Response variables related to larval performance and biochemical analysis were formatted in normal text, to enzymatic analysis in bold and to molecular analysis in italic. Black symbols: challenged larvae, white symbols: unchallenged larvae, squares: 24 h of exposure, circles: 48 h of exposure. Response variables abbreviations: -A, enzymatic activity; -G, gene expression; N-, neutral lipids; P-, polar lipids; Σ, sum of; cLEC, c-type lectin-1; AGL, a-agglutinin attachment subunit; LBP/BPI, LPS binding/bactericidal-permeability-increasing protein; MYD88, Myeloid differentiation primary response (88); TRAF, TNF receptor associated factor; REL, REL protein; DRAC3, drosophila rho GTPase 3; TAL, hematopoietic transcription factors; TIMP, tissue inhibitor metalloproteinase; Defh2, defensine 2; GR, glutathione reductase; SOD, superoxide dismutase; CAT, catalase; GPX5, glutathione peroxidase 5; PRDX4-5, peroxiredoxine 4 and 5; PRN, Pernin; HSP70, Heat shock protein 70; NADHOX, Mitochondrial nadh:ubiquinone oxidoreductase; CCOi, Cytochrome c oxidase subunit i; AS6, ATP synthase f0 subunit 6; PK, pyruvate kinase; CCO, cytochrome c oxidase; ADH, Acyl-CoA dehydrogenase; ECH, Enoyl-hydratase isomerase family protein; ACS, Acyl-CoA synthetase; Lipstor, Adipophilin; Delta5, Stearoyl-desaturase 5; Delta6, Fatty acid desaturase 2; PLA2, Phospholipase a2 receptor 1; PLD1, Phospholipase delta 1; AA15LX, Arachidonate 15-lipoxygenase; TOT, total lipids; PI, phosphatidylinositol; LPC, lysophosphatidylcholine; TAG, triacylglycerols; FFA, free fatty acids; AA, arachidonic acid; EPA, eicosapentaenoic acid; DPA, Docosapentaenoic acid; DHA, Docosahexaenoic acid; MUFA, monounsaturated fatty acids; PUFA, polyunsaturated fatty acids; NMI, non-methylene–interrupted fatty acids; Pind, peroxidation index; Protein, total proteins content; Feeding, feeding activity; Mortality, mortality rate.

Figure 4. Schematic diagrams of physiological changes induced during bacterial infection in C. gigas larvae.

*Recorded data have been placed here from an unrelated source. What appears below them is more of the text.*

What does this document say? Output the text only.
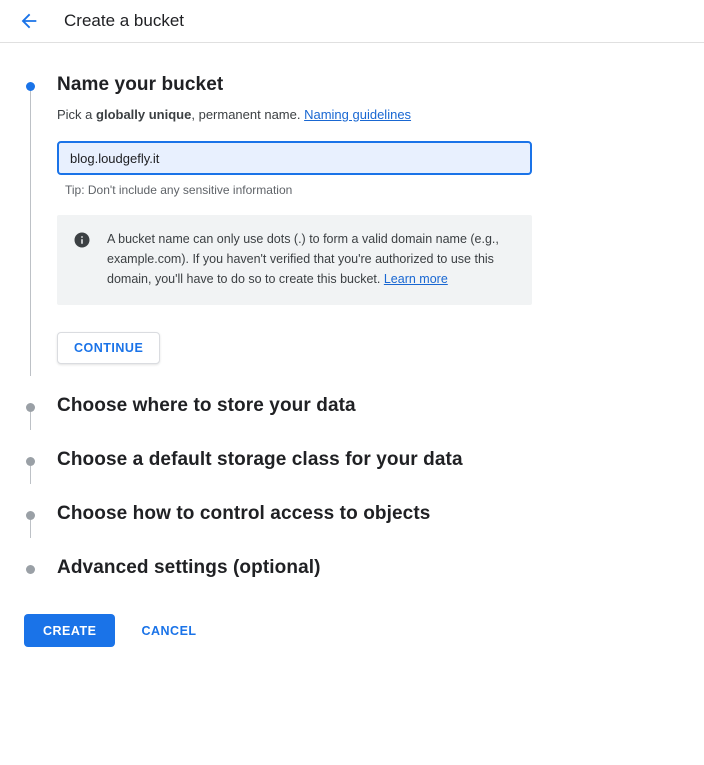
Create a bucket
Name your bucket
Pick a globally unique, permanent name. Naming guidelines
blog.loudgefly.it
Tip: Don't include any sensitive information
A bucket name can only use dots (.) to form a valid domain name (e.g., example.com). If you haven't verified that you're authorized to use this domain, you'll have to do so to create this bucket. Learn more
CONTINUE
Choose where to store your data
Choose a default storage class for your data
Choose how to control access to objects
Advanced settings (optional)
CREATE	CANCEL
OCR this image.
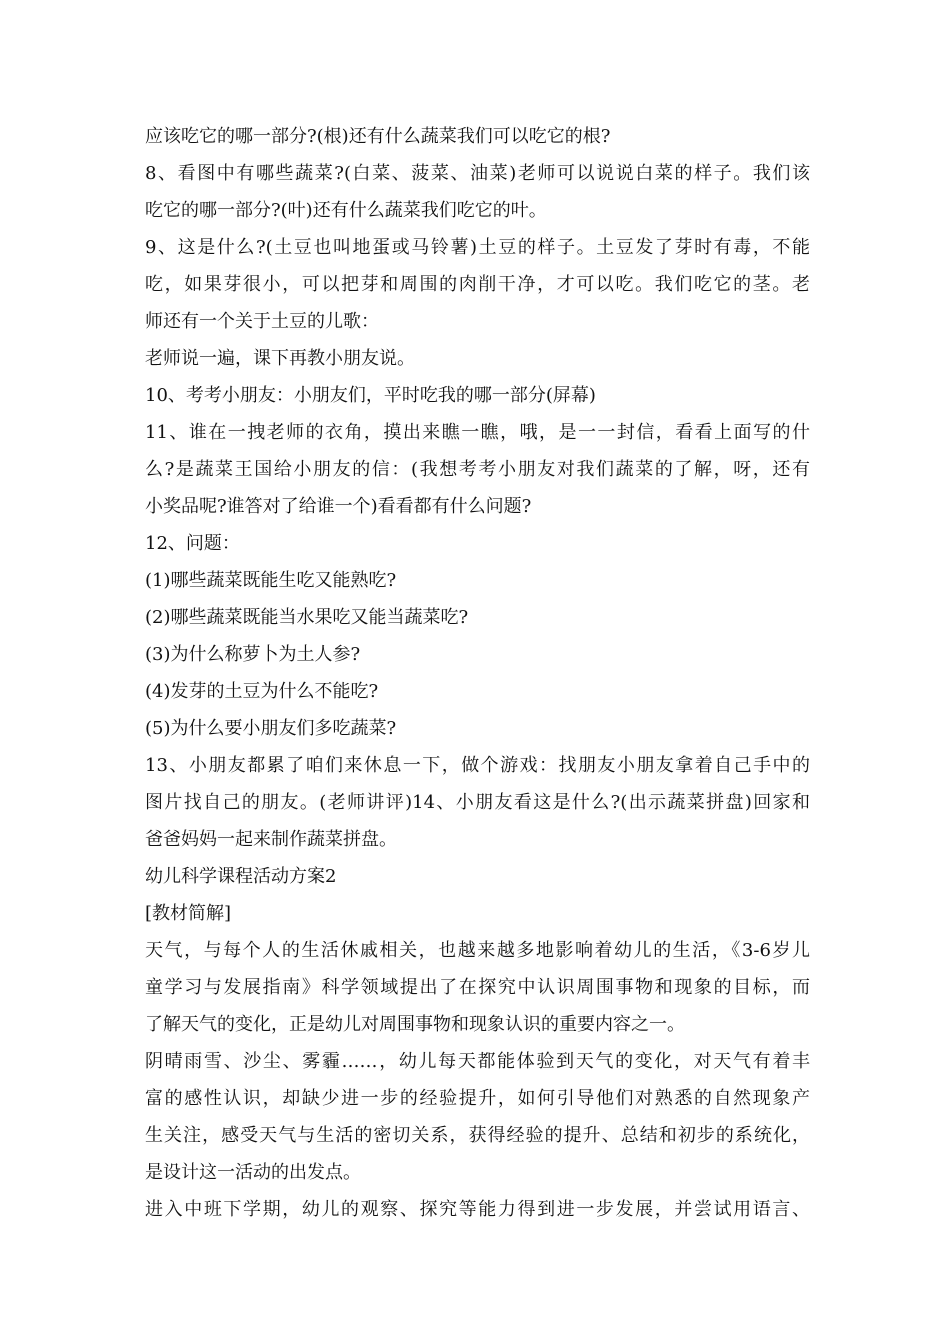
应该吃它的哪一部分?(根)还有什么蔬菜我们可以吃它的根?

8、看图中有哪些蔬菜?(白菜、菠菜、油菜)老师可以说说白菜的样子。我们该

吃它的哪一部分?(叶)还有什么蔬菜我们吃它的叶。

9、这是什么?(土豆也叫地蛋或马铃薯)土豆的样子。土豆发了芽时有毒，不能

吃，如果芽很小，可以把芽和周围的肉削干净，才可以吃。我们吃它的茎。老

师还有一个关于土豆的儿歌：

老师说一遍，课下再教小朋友说。

10、考考小朋友：小朋友们，平时吃我的哪一部分(屏幕)

11、谁在一拽老师的衣角，摸出来瞧一瞧，哦，是一一封信，看看上面写的什

么?是蔬菜王国给小朋友的信：(我想考考小朋友对我们蔬菜的了解，呀，还有

小奖品呢?谁答对了给谁一个)看看都有什么问题?

12、问题：

(1)哪些蔬菜既能生吃又能熟吃?

(2)哪些蔬菜既能当水果吃又能当蔬菜吃?

(3)为什么称萝卜为土人参?

(4)发芽的土豆为什么不能吃?

(5)为什么要小朋友们多吃蔬菜?

13、小朋友都累了咱们来休息一下，做个游戏：找朋友小朋友拿着自己手中的

图片找自己的朋友。(老师讲评)14、小朋友看这是什么?(出示蔬菜拼盘)回家和

爸爸妈妈一起来制作蔬菜拼盘。

幼儿科学课程活动方案2

[教材简解]

天气，与每个人的生活休戚相关，也越来越多地影响着幼儿的生活，《3-6岁儿

童学习与发展指南》科学领域提出了在探究中认识周围事物和现象的目标，而

了解天气的变化，正是幼儿对周围事物和现象认识的重要内容之一。

阴晴雨雪、沙尘、雾霾……，幼儿每天都能体验到天气的变化，对天气有着丰

富的感性认识，却缺少进一步的经验提升，如何引导他们对熟悉的自然现象产

生关注，感受天气与生活的密切关系，获得经验的提升、总结和初步的系统化，

是设计这一活动的出发点。

进入中班下学期，幼儿的观察、探究等能力得到进一步发展，并尝试用语言、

Infection impact on larval physiology was investigated through immunity (1), cellular stress (2), energetic metabolism (3) and lipid metabolism (4) using physiological, enzymatic, biochemical and molecular analysis. Results suggest that bacterial infection induce the activation of the immune response (non-self recognition (1a), NF-κB signaling pathway (1b), haematopoiesis (1d), synthesis of inhibitor of metalloproteinase, antimicrobial peptide (1c) and phagocytosis (1e) allowing the destruction of pathogenic bacteria. The production of reactive oxygen species (ROS) during the phagocytosis process was managed by antioxidant defenses (2a) and cytoprotective proteins (2b). Infection affects the feeding activity (3a) which change the energy status of larvae (decline of metabolic rate (3b), energy reserve consumption (3c), β-oxidation activation (3d) and lower lipids storage (3e)). Besides metabolic changes, fatty acid remodeling in polar lipids (4a) is associated to pathogen exposure, as suggested by changes in phosphatidylinositol and lysophosphatidylcholine composition, non-methylene–interrupted fatty acids accumulation, lower content of major C₂₀ polyunsaturated fatty acids and activation of desaturases. Finally, infection induces the activation of phospholipase and lipoxygenase (4b) probably through NF-κB regulation (4c) to initiate eicosanoïdes and lysophosphatidic acid (LPA) pathways. See discussion for details.